Adopted by the United Nations General Assembly in 2015, the Sustainable Development Goals (SDGs) are a set of global goals that provide a road map in guiding the world to becoming more sustainable, ethical and collaborative over the next 13 years.
The central goal is the eradication of poverty and hunger. However, there are also objectives to promote gender equality, to take action on climate change, to build sustainable cities and communities and many more.
Whilst many proponents have acclaimed that the SDGs are an incredible plan for “creating a world of dignity, leaving noone behind.” It can be argued that a major flaw with the SDGs is its anthropocentric nature which results in the absence of any reference to animal welfare and animal protection.
In the pursuit of prosperity for all, animals are still being left behind.
In their vision statement for 2030 on the SDG Political Declaration, all world leaders declared, “We envisage a world in which every country enjoys sustained, inclusive and sustainable economic growth and decent work for all. One in which humanity lives in harmony with nature and in which wildlife and other living species are protected.”
However, in the actual SDGs which are part of an intergovernmental agreement titled “Transforming Our World: The 2030 Agenda for Sustainable Development”, there is no official recognition of the importance of animal protection.
It is time that global leaders acknowledge that animals matter.
Animal wellbeing is correlated to some of the world’s greatest global challenges.
For example, livestock is crucial to food security. However, our collective response to the growing demand for animal protein has resulted in “low-welfare intensive livestock production” and farming malpractices. This path is unsustainable and has led to numerous consequences, including:
- Global food security: where grains are diverted from people to livestock.
- Greenhouse gas emissions: as forests and pastures are replaced by arable land for livestock feed production
- Biodiversity: as natural ecosystems and native animal habitats are destroyed and the remaining natural resources are exploited.

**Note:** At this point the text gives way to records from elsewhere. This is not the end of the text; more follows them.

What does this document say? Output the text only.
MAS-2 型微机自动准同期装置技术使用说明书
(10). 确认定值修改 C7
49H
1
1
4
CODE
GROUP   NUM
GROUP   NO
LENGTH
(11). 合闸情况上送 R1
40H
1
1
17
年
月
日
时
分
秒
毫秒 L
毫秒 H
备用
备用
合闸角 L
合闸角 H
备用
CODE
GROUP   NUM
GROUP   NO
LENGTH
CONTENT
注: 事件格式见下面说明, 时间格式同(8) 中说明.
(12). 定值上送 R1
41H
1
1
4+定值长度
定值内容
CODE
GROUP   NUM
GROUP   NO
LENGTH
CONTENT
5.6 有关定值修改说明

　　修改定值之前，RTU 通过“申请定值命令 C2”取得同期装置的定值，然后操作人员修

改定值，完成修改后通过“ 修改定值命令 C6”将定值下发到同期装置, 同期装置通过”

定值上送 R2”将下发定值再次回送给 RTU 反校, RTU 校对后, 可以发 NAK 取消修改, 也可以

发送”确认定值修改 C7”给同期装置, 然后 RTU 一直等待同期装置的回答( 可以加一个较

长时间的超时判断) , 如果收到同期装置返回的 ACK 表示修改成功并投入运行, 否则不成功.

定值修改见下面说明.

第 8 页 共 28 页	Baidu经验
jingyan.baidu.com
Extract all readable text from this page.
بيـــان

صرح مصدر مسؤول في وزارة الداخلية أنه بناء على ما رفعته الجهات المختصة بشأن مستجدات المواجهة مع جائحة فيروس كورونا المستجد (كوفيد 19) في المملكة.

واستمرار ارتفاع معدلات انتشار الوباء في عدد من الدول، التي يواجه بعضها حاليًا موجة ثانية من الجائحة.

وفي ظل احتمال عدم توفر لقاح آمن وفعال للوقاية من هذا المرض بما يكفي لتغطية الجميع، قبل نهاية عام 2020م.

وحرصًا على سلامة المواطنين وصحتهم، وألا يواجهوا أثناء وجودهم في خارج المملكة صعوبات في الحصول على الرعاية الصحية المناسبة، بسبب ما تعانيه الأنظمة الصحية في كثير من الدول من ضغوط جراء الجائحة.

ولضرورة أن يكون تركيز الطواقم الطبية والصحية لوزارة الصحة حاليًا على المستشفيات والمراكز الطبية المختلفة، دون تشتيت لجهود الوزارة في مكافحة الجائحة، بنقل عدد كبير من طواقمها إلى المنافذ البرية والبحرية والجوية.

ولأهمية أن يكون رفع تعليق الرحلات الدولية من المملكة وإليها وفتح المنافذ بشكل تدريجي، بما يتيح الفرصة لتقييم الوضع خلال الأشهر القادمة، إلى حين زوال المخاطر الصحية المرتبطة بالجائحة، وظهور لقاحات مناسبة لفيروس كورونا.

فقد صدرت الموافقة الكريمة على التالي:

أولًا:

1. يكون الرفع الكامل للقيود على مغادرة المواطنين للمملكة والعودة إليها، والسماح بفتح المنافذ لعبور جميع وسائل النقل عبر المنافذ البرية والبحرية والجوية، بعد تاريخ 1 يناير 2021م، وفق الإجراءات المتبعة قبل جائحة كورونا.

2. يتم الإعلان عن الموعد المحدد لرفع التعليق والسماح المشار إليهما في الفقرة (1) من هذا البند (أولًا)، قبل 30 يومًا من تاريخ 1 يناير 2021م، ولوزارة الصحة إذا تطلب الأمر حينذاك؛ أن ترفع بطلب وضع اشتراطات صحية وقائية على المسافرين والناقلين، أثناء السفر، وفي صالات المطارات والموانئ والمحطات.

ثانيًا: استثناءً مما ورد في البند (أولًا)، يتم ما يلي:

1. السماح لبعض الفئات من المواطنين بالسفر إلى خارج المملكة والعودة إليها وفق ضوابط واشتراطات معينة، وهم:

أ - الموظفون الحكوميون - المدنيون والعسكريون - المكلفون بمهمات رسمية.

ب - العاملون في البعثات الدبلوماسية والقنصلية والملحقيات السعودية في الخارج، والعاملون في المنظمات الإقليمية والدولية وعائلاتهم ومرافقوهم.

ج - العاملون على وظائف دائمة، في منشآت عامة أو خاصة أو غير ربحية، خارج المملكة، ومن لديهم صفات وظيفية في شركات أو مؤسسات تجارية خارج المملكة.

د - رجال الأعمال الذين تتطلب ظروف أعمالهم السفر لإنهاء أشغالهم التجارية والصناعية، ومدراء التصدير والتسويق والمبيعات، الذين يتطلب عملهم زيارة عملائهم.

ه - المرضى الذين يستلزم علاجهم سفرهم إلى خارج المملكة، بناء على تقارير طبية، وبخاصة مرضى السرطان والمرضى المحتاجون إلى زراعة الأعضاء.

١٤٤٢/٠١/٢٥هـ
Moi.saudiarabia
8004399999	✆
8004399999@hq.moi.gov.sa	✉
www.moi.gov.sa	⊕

Not to mention, the physical and psychological injuries inflicted upon the animals.
It is important for all of us to recognise that animal welfare is an essential element of sustainable development. Then, it is necessary to adopt measures entailing animal welfare principles.
By promoting animal welfare in development areas such as “disaster preparedness, wildlife protection and sustainable agriculture”, this will have positive flow-on effects on food security, environmental sustainability and the preservation of biodiversity.
Simply put, helping animals helps people.